Vereint für den Frieden

Am 20. März 1969 heiraten sie in Gibraltar. Während der Flitterwochen sitzen sie eine Woche in ihrem Hotelbett und erklären die Aktion zum "Bed-in for peace" - es ist die Hoch-Zeit der Friedensbewegung. Zusammen versuchen sie mit der Plastic Ono Band eine Mischung aus Rock- und Experimentalmusik, die Single "Give Peace a Chance" (1969) wird zur Pazifistenhymne. Kurz darauf gehen die Beatles endgültig auseinander.

Am schönsten beschwört Lennon die Liebe zu seiner sieben Jahre älteren Frau in der "Ballade von John & Yoko". Aber die Beziehung bekommt Brüche. Nach einer zweijährigen Trennung sorgt erst die Geburt des gemeinsamen Sohnes Sean 1975 für neues Familiengefühl: Lennon macht den Hausmann, sie organisiert und dirigiert sein Imperium - bis heute mit großem Erfolg. Yoko Ono ist steinreich. Sie sei "die berühmteste unbekannte Künstlerin der Welt", sagte John Lennon einmal. "Jeder kennt ihren Namen, aber keiner weiß, was sie macht." Dabei hatte sich Ono schon lange vor der Beziehung mit dem britischen Pilzkopf als avantgardistische Konzeptkünstlerin in New York etabliert.

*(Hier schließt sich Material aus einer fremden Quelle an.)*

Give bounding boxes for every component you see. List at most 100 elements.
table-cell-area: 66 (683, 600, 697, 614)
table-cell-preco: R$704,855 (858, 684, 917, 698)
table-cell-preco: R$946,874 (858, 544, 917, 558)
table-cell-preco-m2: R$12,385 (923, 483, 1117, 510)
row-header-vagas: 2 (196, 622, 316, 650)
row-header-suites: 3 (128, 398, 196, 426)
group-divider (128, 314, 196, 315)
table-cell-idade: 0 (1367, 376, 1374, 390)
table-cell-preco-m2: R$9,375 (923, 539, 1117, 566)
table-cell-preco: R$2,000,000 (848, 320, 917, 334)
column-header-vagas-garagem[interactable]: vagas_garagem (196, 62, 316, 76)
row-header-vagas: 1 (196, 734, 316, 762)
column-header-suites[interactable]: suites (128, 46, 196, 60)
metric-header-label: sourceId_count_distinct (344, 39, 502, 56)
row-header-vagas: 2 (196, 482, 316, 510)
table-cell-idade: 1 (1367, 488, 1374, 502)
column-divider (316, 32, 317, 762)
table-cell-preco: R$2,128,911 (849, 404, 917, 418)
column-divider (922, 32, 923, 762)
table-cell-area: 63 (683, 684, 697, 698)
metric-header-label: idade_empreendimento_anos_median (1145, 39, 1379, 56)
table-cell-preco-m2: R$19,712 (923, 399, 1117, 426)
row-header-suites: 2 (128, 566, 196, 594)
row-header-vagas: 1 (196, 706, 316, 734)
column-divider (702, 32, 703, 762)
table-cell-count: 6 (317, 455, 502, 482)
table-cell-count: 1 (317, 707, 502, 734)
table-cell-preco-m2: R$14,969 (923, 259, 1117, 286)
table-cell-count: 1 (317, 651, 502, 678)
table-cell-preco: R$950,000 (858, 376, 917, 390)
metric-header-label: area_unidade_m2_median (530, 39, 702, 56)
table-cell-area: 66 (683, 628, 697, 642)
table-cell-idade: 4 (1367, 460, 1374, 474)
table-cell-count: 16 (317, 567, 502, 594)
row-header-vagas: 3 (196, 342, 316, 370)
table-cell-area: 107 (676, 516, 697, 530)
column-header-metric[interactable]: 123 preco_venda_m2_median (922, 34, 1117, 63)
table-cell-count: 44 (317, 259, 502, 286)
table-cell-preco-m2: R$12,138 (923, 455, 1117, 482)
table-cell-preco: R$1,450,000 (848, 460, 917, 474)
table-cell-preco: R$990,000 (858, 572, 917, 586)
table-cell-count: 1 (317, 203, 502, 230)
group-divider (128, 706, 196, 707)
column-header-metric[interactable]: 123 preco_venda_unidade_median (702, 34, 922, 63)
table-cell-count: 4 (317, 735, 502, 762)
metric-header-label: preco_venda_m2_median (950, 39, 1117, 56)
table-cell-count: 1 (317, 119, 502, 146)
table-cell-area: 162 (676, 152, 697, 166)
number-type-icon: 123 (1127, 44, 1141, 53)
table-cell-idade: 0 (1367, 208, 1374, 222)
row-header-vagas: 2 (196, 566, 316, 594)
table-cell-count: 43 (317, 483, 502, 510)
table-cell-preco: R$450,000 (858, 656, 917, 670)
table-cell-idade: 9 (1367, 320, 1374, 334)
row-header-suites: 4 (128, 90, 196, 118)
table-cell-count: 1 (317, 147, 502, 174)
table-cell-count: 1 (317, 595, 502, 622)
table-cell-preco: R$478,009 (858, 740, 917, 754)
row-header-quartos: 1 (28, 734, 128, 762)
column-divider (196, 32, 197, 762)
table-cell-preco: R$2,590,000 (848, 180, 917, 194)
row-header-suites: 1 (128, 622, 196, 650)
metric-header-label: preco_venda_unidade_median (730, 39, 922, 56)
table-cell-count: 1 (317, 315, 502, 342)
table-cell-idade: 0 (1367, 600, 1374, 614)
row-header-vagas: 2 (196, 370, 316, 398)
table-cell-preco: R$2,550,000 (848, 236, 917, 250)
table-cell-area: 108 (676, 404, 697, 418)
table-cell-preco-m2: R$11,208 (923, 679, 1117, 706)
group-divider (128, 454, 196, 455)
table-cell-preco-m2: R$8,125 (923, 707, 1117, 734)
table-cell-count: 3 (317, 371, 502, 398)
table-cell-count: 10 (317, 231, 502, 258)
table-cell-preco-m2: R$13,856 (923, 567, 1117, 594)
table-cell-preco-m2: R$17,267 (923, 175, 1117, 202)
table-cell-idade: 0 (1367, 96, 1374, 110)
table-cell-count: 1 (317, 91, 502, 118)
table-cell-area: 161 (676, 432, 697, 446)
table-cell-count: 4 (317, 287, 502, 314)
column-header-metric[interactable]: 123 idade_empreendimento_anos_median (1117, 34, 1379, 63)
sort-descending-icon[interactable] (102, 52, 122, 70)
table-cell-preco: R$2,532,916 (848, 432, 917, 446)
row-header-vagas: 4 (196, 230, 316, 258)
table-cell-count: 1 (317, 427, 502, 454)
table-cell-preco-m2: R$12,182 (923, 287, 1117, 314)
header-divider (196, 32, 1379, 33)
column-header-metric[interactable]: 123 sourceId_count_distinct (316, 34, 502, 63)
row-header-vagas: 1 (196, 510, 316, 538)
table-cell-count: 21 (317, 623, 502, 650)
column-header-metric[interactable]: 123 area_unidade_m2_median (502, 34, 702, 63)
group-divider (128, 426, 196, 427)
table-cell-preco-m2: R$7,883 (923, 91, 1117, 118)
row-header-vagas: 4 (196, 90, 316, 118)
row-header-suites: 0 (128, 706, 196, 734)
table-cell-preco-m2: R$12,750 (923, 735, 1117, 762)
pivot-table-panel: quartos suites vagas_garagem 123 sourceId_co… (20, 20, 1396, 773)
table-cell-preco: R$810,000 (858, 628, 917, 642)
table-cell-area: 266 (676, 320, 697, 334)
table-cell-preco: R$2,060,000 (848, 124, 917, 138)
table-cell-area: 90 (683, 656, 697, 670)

1962 etwa inszenierte sie "Wall Piece for Orchestra", wo sie zu Musik-Klängen kontinuierlich den Kopf auf die Bühne schlägt. In dem Film "Bottoms" zeigte sie 1966 als "Petition gegen den Vietnamkrieg" 80 Minuten lang 365 nackte Hintern. Und zur Jahrtausendwende sollte ein mit 4000 Gewehrschüssen durchlöcherter Güterwaggon "Freight Train" in Berlin an ein "Millennium der Gewalt" erinnern. Ans Aufgeben denkt die umtriebige Aktivistin noch nicht so schnell. "Wenn man nicht darüber nachdenkt, wie alt man ist, wird man nicht alt."